O título desta peça é a frase que dá o arranque a “Peligro”, uma das suas canções mais recentes e que está incluída em ¡HAY QUE PARARLOS!, um projecto que saiu dias antes da sua detenção e que aponta à frágil situação democrática do seu país, que está neste momento em pleno confronto com a liberdade de expressão. E será assim tão perigoso pensar, fomentar o debate e apontar o dedo ao que se passa de errado? Que o rap é uma arma? É sim. Mas vá lá, todos sabemos que é no sentido figurativo…

Como seria se tivessem silenciado Grandmaster Flash após “The Message”? E se as carreiras de todos os N.W.A. não sobrevivessem ao pós-“Fuck The Police”? E se Valete se tornasse num alvo prioritário do FBI quando fez soar o “Fim da Ditadura”? Merece Mike El Nite ser punido na Alemanha por achar que Angela Merkel anda “a dar times” com notas que não são suas? Um pouco mais de seriedade, por favor.

Aquilo que Pablo Hasél escreve não é muito diferente do que nós, jornalistas, muitas vezes fazemos. É constatar factos mas através da música. Numa entrevista que deu dias antes de ser detido pela polícia, o músico e activista falou sobre esta longa caça ao homem que é também um atentado ao direito da liberdade de expressão, da qual retirámos alguns excertos que ajudam a pintar este triste quadro:

“Isto não são delitos de opinião. Eu, se fui condenado à prisão, especialmente esta última condenação, foi por falar sobre factos objectivos e amplamente provados. Já nem é só sobre o tema da monarquia.
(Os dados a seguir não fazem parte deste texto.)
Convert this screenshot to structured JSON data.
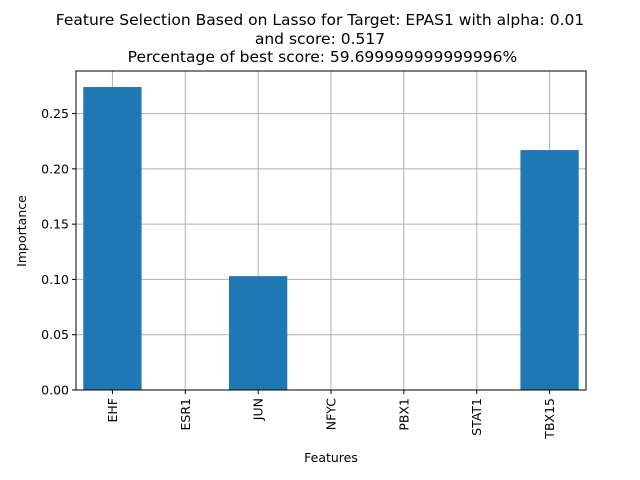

É, por exemplo, o tema dos assassinatos por parte da polícia, como o de Iñigo Cabacas, em El Tarajal. São as torturas que eu denunciei, em que até o Tribunal Europeu dos Direitos Humanos condenou o estado espanhol por isso. Eu não estou a opinar. Eu estou a relatar uma realidade. Eu coloco este exemplo, do que se passou durante a Inquisição: antes queimava-te por negares que a Terra é plana e agora prendem-te por contares o que a polícia ou a monarquia estão a fazer ou aquilo que se passa nas prisões.”
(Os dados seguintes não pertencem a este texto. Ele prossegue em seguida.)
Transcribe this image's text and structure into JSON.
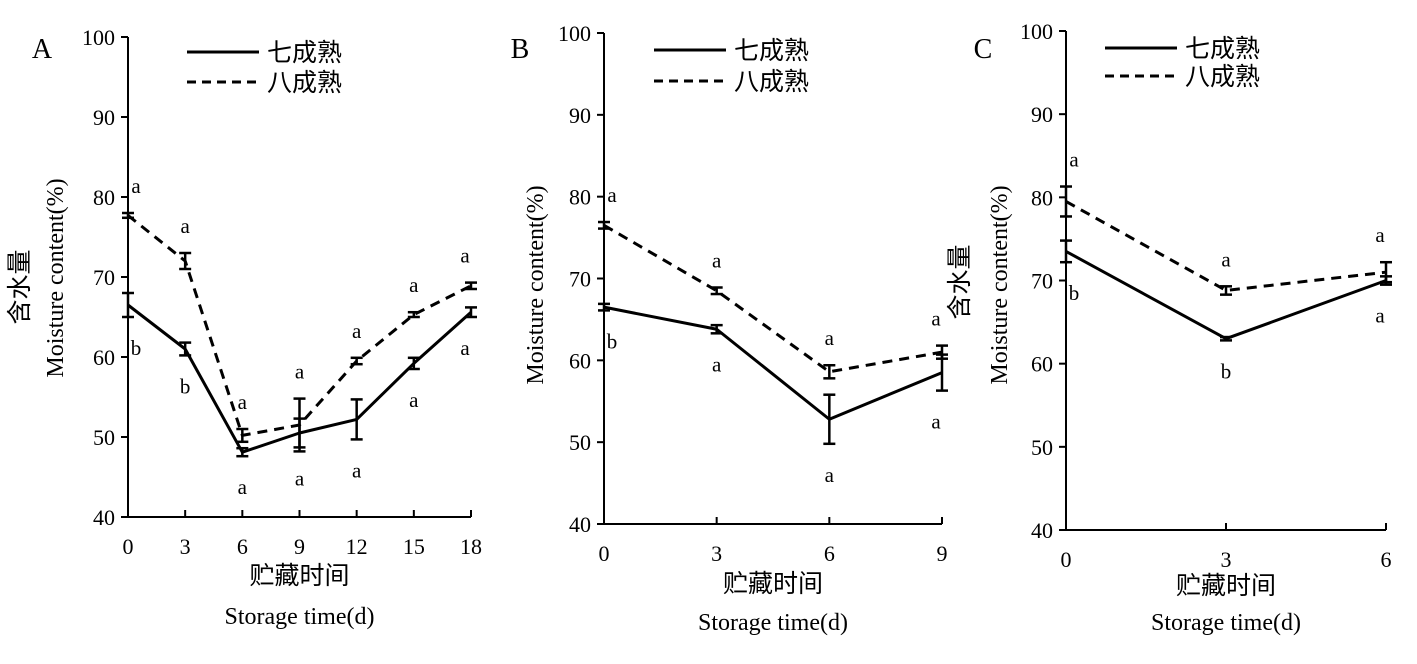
{
  "figure": {
    "legend": [
      "七成熟",
      "八成熟"
    ]
  },
  "chart_data": [
    {
      "type": "line",
      "panel_label": "A",
      "xlabel_cn": "贮藏时间",
      "xlabel": "Storage time(d)",
      "ylabel_cn": "含水量",
      "ylabel": "Moisture content(%)",
      "ylim": [
        40,
        100
      ],
      "yticks": [
        40,
        50,
        60,
        70,
        80,
        90,
        100
      ],
      "x": [
        0,
        3,
        6,
        9,
        12,
        15,
        18
      ],
      "xticks": [
        0,
        3,
        6,
        9,
        12,
        15,
        18
      ],
      "xlim": [
        0,
        18
      ],
      "grid": false,
      "legend_position": "top-center",
      "series": [
        {
          "name": "七成熟",
          "style": "solid",
          "values": [
            66.5,
            61,
            48.1,
            50.5,
            52.2,
            59.2,
            65.6
          ],
          "errors": [
            1.5,
            0.8,
            0.5,
            1.8,
            2.5,
            0.7,
            0.6
          ],
          "letters": [
            "b",
            "b",
            "a",
            "a",
            "a",
            "a",
            "a"
          ]
        },
        {
          "name": "八成熟",
          "style": "dashed",
          "values": [
            77.7,
            72,
            50.2,
            51.5,
            59.5,
            65.3,
            68.9
          ],
          "errors": [
            0.3,
            1.0,
            0.8,
            3.3,
            0.4,
            0.3,
            0.4
          ],
          "letters": [
            "a",
            "a",
            "a",
            "a",
            "a",
            "a",
            "a"
          ]
        }
      ]
    },
    {
      "type": "line",
      "panel_label": "B",
      "xlabel_cn": "贮藏时间",
      "xlabel": "Storage time(d)",
      "ylabel": "Moisture content(%)",
      "ylim": [
        40,
        100
      ],
      "yticks": [
        40,
        50,
        60,
        70,
        80,
        90,
        100
      ],
      "x": [
        0,
        3,
        6,
        9
      ],
      "xticks": [
        0,
        3,
        6,
        9
      ],
      "xlim": [
        0,
        9
      ],
      "grid": false,
      "legend_position": "top-center",
      "series": [
        {
          "name": "七成熟",
          "style": "solid",
          "values": [
            66.5,
            63.8,
            52.8,
            58.5
          ],
          "errors": [
            0.4,
            0.5,
            3.0,
            2.2
          ],
          "letters": [
            "b",
            "a",
            "a",
            "a"
          ]
        },
        {
          "name": "八成熟",
          "style": "dashed",
          "values": [
            76.5,
            68.5,
            58.6,
            61
          ],
          "errors": [
            0.4,
            0.4,
            0.8,
            0.8
          ],
          "letters": [
            "a",
            "a",
            "a",
            "a"
          ]
        }
      ]
    },
    {
      "type": "line",
      "panel_label": "C",
      "xlabel_cn": "贮藏时间",
      "xlabel": "Storage time(d)",
      "ylabel_cn": "含水量",
      "ylabel": "Moisture content(%)",
      "ylim": [
        40,
        100
      ],
      "yticks": [
        40,
        50,
        60,
        70,
        80,
        90,
        100
      ],
      "x": [
        0,
        3,
        6
      ],
      "xticks": [
        0,
        3,
        6
      ],
      "xlim": [
        0,
        6
      ],
      "grid": false,
      "legend_position": "top-center",
      "series": [
        {
          "name": "七成熟",
          "style": "solid",
          "values": [
            73.5,
            63,
            70
          ],
          "errors": [
            1.3,
            0.2,
            0.5
          ],
          "letters": [
            "b",
            "b",
            "a"
          ]
        },
        {
          "name": "八成熟",
          "style": "dashed",
          "values": [
            79.5,
            68.8,
            71
          ],
          "errors": [
            1.8,
            0.5,
            1.2
          ],
          "letters": [
            "a",
            "a",
            "a"
          ]
        }
      ]
    }
  ]
}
“O estado espanhol é muito vingativo. Tenho vindo a levar golpes de todo o tipo nos últimos dez anos. Não apenas com condenações de prisão, porque a repressão vai muito para alem disso. São muitos anos embargado. Eu não posso sequer ter uma conta no banco por devo milhares e milhares de euros em multas, não só por pelas músicas que faço mas também por outro tipo de lutas. Tenho uma grande dificuldade em encontrar outro trabalho à parte do meio artístico por ser conhecido pelo que sou. As pessoas metem o meu nome no Google e, claro, aparece o que aparece e as empresas não têm interesse em contratar-me. E ainda sofro de assédios policiais de todo o tipo, não só eu mas também aqueles que se encontram à minha volta.”

“Mesmo com toda essa pressão, não me conseguiram fazer quebrar. E é isso que os deixa ainda mais irritados. ‘Atacámos-te de todos os lados e ainda não te conseguimos subjugar, então vamos mandar prender-te.’ Mas eu creio que, a esta altura, eles já sabem do facto de que, se me prenderem, eu não vou vacilar. Quanto muito dão-me um castigo ainda maior e que sirva, por um lado, para assustar os outros, mas também para me foderem.”

Em Portugal, nas últimas horas, a Plataforma Liberdade Pablo Hasél tem vindo a ganhar força e lançou uma petição que pede a libertação imediata do rapper e reclama pela ajuda do governo português. Entre os quase 3000 assinantes encontram-se nomes como Capicua, Tristany, Keso, Valete, Vhils, Maze, Xinobi, Rastronaut ou Marta Ren. Não é esta a Europa que queremos e não podemos compactuar com quem quer governar através da opressão.